Ich wollte gerne einmal mit meinem Freund in den Urlaub fahren. Lange Zeit haben wir hin und her überlegt, wohin es uns verschlagen soll und irgendwann sind wir dann auf Madeira gestoßen. Die Insel ist von uns aus gut mit einem Direktflug zu erreichen und so fiel unsere Wahl auf Madeira. Nachdem wir gebucht hatten, haben wir auch gesehen, dass es viele Angebote zum Thema Madeira Wandern gibt. Dort kann man wohl unheimliche viele Touren mitmachen und die Landschaft ist wunderschön. So haben wir uns im Voraus schon darum gekümmert, bei einer Wandergruppe einen Platz zu bekommen. Das klappte auch recht gut und so stand unsere erste Wanderung nach einer Woche an. Die Landung auf Madeira war ein wenig holprig.
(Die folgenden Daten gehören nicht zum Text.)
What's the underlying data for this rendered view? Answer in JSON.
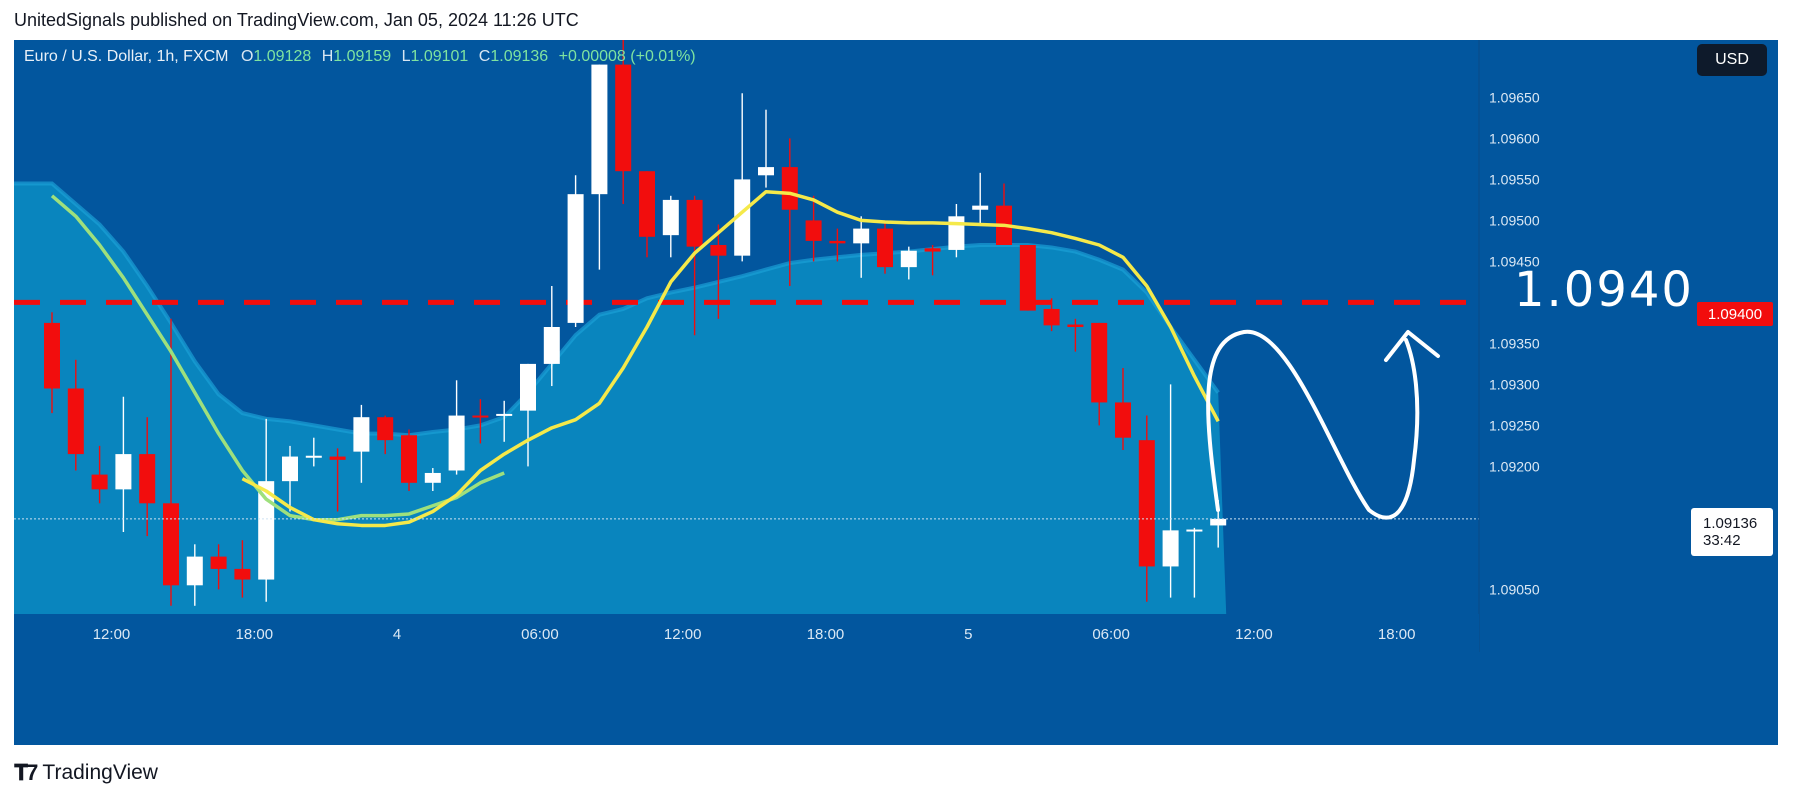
{
  "header": {
    "published_line": "UnitedSignals published on TradingView.com, Jan 05, 2024 11:26 UTC"
  },
  "legend": {
    "symbol": "Euro / U.S. Dollar, 1h, FXCM",
    "o_label": "O",
    "o_value": "1.09128",
    "h_label": "H",
    "h_value": "1.09159",
    "l_label": "L",
    "l_value": "1.09101",
    "c_label": "C",
    "c_value": "1.09136",
    "change": "+0.00008 (+0.01%)"
  },
  "currency_button": "USD",
  "price_badge": {
    "price": "1.09136",
    "countdown": "33:42"
  },
  "level_badge": "1.09400",
  "annotation_text": "1.0940",
  "footer": {
    "brand": "TradingView"
  },
  "colors": {
    "background": "#02569e",
    "up_candle": "#ffffff",
    "down_candle": "#f20d0d",
    "level_line": "#f20d0d",
    "yellow_ma": "#f5e94a",
    "green_ma": "#9ee07d",
    "band_fill": "#0a88c0"
  },
  "chart_data": {
    "type": "candlestick",
    "symbol": "EURUSD",
    "timeframe": "1h",
    "y_ticks": [
      "1.09650",
      "1.09600",
      "1.09550",
      "1.09500",
      "1.09450",
      "1.09350",
      "1.09300",
      "1.09250",
      "1.09200",
      "1.09050"
    ],
    "ylim": [
      1.0902,
      1.0972
    ],
    "x_ticks": [
      {
        "label": "12:00",
        "index": 2.5
      },
      {
        "label": "18:00",
        "index": 8.5
      },
      {
        "label": "4",
        "index": 14.5
      },
      {
        "label": "06:00",
        "index": 20.5
      },
      {
        "label": "12:00",
        "index": 26.5
      },
      {
        "label": "18:00",
        "index": 32.5
      },
      {
        "label": "5",
        "index": 38.5
      },
      {
        "label": "06:00",
        "index": 44.5
      },
      {
        "label": "12:00",
        "index": 50.5
      },
      {
        "label": "18:00",
        "index": 56.5
      }
    ],
    "candles": [
      {
        "o": 1.09375,
        "h": 1.09388,
        "l": 1.09265,
        "c": 1.09295
      },
      {
        "o": 1.09295,
        "h": 1.0933,
        "l": 1.09195,
        "c": 1.09215
      },
      {
        "o": 1.0919,
        "h": 1.09225,
        "l": 1.09155,
        "c": 1.09172
      },
      {
        "o": 1.09172,
        "h": 1.09285,
        "l": 1.0912,
        "c": 1.09215
      },
      {
        "o": 1.09215,
        "h": 1.0926,
        "l": 1.09115,
        "c": 1.09155
      },
      {
        "o": 1.09155,
        "h": 1.0938,
        "l": 1.0903,
        "c": 1.09055
      },
      {
        "o": 1.09055,
        "h": 1.09105,
        "l": 1.0903,
        "c": 1.0909
      },
      {
        "o": 1.0909,
        "h": 1.09105,
        "l": 1.0905,
        "c": 1.09075
      },
      {
        "o": 1.09075,
        "h": 1.0911,
        "l": 1.0904,
        "c": 1.09062
      },
      {
        "o": 1.09062,
        "h": 1.09258,
        "l": 1.09035,
        "c": 1.09182
      },
      {
        "o": 1.09182,
        "h": 1.09225,
        "l": 1.09145,
        "c": 1.09212
      },
      {
        "o": 1.09211,
        "h": 1.09235,
        "l": 1.092,
        "c": 1.09213
      },
      {
        "o": 1.09212,
        "h": 1.09222,
        "l": 1.09145,
        "c": 1.09208
      },
      {
        "o": 1.09218,
        "h": 1.09275,
        "l": 1.0918,
        "c": 1.0926
      },
      {
        "o": 1.0926,
        "h": 1.09262,
        "l": 1.09215,
        "c": 1.09232
      },
      {
        "o": 1.09238,
        "h": 1.09245,
        "l": 1.0917,
        "c": 1.0918
      },
      {
        "o": 1.0918,
        "h": 1.09198,
        "l": 1.0917,
        "c": 1.09192
      },
      {
        "o": 1.09195,
        "h": 1.09305,
        "l": 1.0919,
        "c": 1.09262
      },
      {
        "o": 1.09262,
        "h": 1.09282,
        "l": 1.09228,
        "c": 1.09261
      },
      {
        "o": 1.09262,
        "h": 1.0928,
        "l": 1.0923,
        "c": 1.09264
      },
      {
        "o": 1.09268,
        "h": 1.09325,
        "l": 1.092,
        "c": 1.09325
      },
      {
        "o": 1.09325,
        "h": 1.0942,
        "l": 1.09298,
        "c": 1.0937
      },
      {
        "o": 1.09375,
        "h": 1.09555,
        "l": 1.0937,
        "c": 1.09532
      },
      {
        "o": 1.09532,
        "h": 1.0969,
        "l": 1.0944,
        "c": 1.0969
      },
      {
        "o": 1.0969,
        "h": 1.0972,
        "l": 1.0952,
        "c": 1.0956
      },
      {
        "o": 1.0956,
        "h": 1.0956,
        "l": 1.09455,
        "c": 1.0948
      },
      {
        "o": 1.09482,
        "h": 1.0953,
        "l": 1.09455,
        "c": 1.09525
      },
      {
        "o": 1.09525,
        "h": 1.0953,
        "l": 1.0936,
        "c": 1.09468
      },
      {
        "o": 1.0947,
        "h": 1.09495,
        "l": 1.0938,
        "c": 1.09457
      },
      {
        "o": 1.09457,
        "h": 1.09655,
        "l": 1.0945,
        "c": 1.0955
      },
      {
        "o": 1.09555,
        "h": 1.09635,
        "l": 1.0954,
        "c": 1.09565
      },
      {
        "o": 1.09565,
        "h": 1.096,
        "l": 1.0942,
        "c": 1.09513
      },
      {
        "o": 1.095,
        "h": 1.0953,
        "l": 1.0945,
        "c": 1.09475
      },
      {
        "o": 1.09475,
        "h": 1.0949,
        "l": 1.0945,
        "c": 1.09472
      },
      {
        "o": 1.09472,
        "h": 1.09505,
        "l": 1.0943,
        "c": 1.0949
      },
      {
        "o": 1.0949,
        "h": 1.095,
        "l": 1.09435,
        "c": 1.09443
      },
      {
        "o": 1.09443,
        "h": 1.09468,
        "l": 1.09428,
        "c": 1.09463
      },
      {
        "o": 1.09466,
        "h": 1.0947,
        "l": 1.09433,
        "c": 1.09462
      },
      {
        "o": 1.09464,
        "h": 1.0952,
        "l": 1.09455,
        "c": 1.09505
      },
      {
        "o": 1.09513,
        "h": 1.09558,
        "l": 1.09495,
        "c": 1.09518
      },
      {
        "o": 1.09518,
        "h": 1.09545,
        "l": 1.0947,
        "c": 1.0947
      },
      {
        "o": 1.0947,
        "h": 1.0947,
        "l": 1.0939,
        "c": 1.0939
      },
      {
        "o": 1.09392,
        "h": 1.09405,
        "l": 1.09365,
        "c": 1.09372
      },
      {
        "o": 1.09373,
        "h": 1.0938,
        "l": 1.0934,
        "c": 1.0937
      },
      {
        "o": 1.09375,
        "h": 1.09375,
        "l": 1.0925,
        "c": 1.09278
      },
      {
        "o": 1.09278,
        "h": 1.0932,
        "l": 1.0922,
        "c": 1.09235
      },
      {
        "o": 1.09232,
        "h": 1.09262,
        "l": 1.09035,
        "c": 1.09078
      },
      {
        "o": 1.09078,
        "h": 1.093,
        "l": 1.0904,
        "c": 1.09122
      },
      {
        "o": 1.09122,
        "h": 1.09125,
        "l": 1.0904,
        "c": 1.09123
      },
      {
        "o": 1.09128,
        "h": 1.09159,
        "l": 1.09101,
        "c": 1.09136
      }
    ],
    "ma_yellow": [
      1.09185,
      1.0917,
      1.0915,
      1.09135,
      1.0913,
      1.09128,
      1.09128,
      1.09132,
      1.09145,
      1.09165,
      1.09195,
      1.09215,
      1.09232,
      1.09247,
      1.09257,
      1.09277,
      1.0932,
      1.0937,
      1.09425,
      1.0946,
      1.09485,
      1.0951,
      1.09535,
      1.09533,
      1.09525,
      1.0951,
      1.095,
      1.09498,
      1.09497,
      1.09497,
      1.09496,
      1.09495,
      1.09494,
      1.0949,
      1.09485,
      1.09478,
      1.0947,
      1.09455,
      1.0942,
      1.0937,
      1.0931,
      1.09255
    ],
    "ma_yellow_start": 8,
    "ma_green": [
      1.0953,
      1.09505,
      1.0947,
      1.0943,
      1.09385,
      1.0934,
      1.0929,
      1.0924,
      1.09195,
      1.0916,
      1.0914,
      1.09135,
      1.09135,
      1.0914,
      1.0914,
      1.09142,
      1.09152,
      1.09162,
      1.0918,
      1.09192
    ],
    "ma_green_start": 0,
    "band_upper": [
      1.09545,
      1.0952,
      1.09495,
      1.09462,
      1.0942,
      1.09375,
      1.09328,
      1.09288,
      1.09265,
      1.09258,
      1.09255,
      1.0925,
      1.09245,
      1.0924,
      1.0924,
      1.09238,
      1.09242,
      1.09245,
      1.0925,
      1.0926,
      1.0929,
      1.09325,
      1.0936,
      1.09385,
      1.09392,
      1.09405,
      1.09412,
      1.09418,
      1.09425,
      1.09432,
      1.0944,
      1.09448,
      1.09452,
      1.09455,
      1.09458,
      1.0946,
      1.09462,
      1.09465,
      1.09468,
      1.0947,
      1.0947,
      1.0947,
      1.09467,
      1.09462,
      1.09452,
      1.0944,
      1.09412,
      1.0937,
      1.0933,
      1.0929
    ],
    "level": 1.094,
    "current_price": 1.09136
  }
}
Das Flugzeug musste noch einmal durchstarten und setzte dann beim zweiten Mal erst zur Landung an. Erst später erfuhren wir, dass auf Madeira einer der gefährlichsten Flughäfen der Welt ist, aber abgehalten hätte uns das von diesem Urlaub auch nicht. Wir waren nur verwundert, weil wir aus dem Fenster gar keinen Flughafen sehen konnten, als das Flugzeug zur Landung ansetzte.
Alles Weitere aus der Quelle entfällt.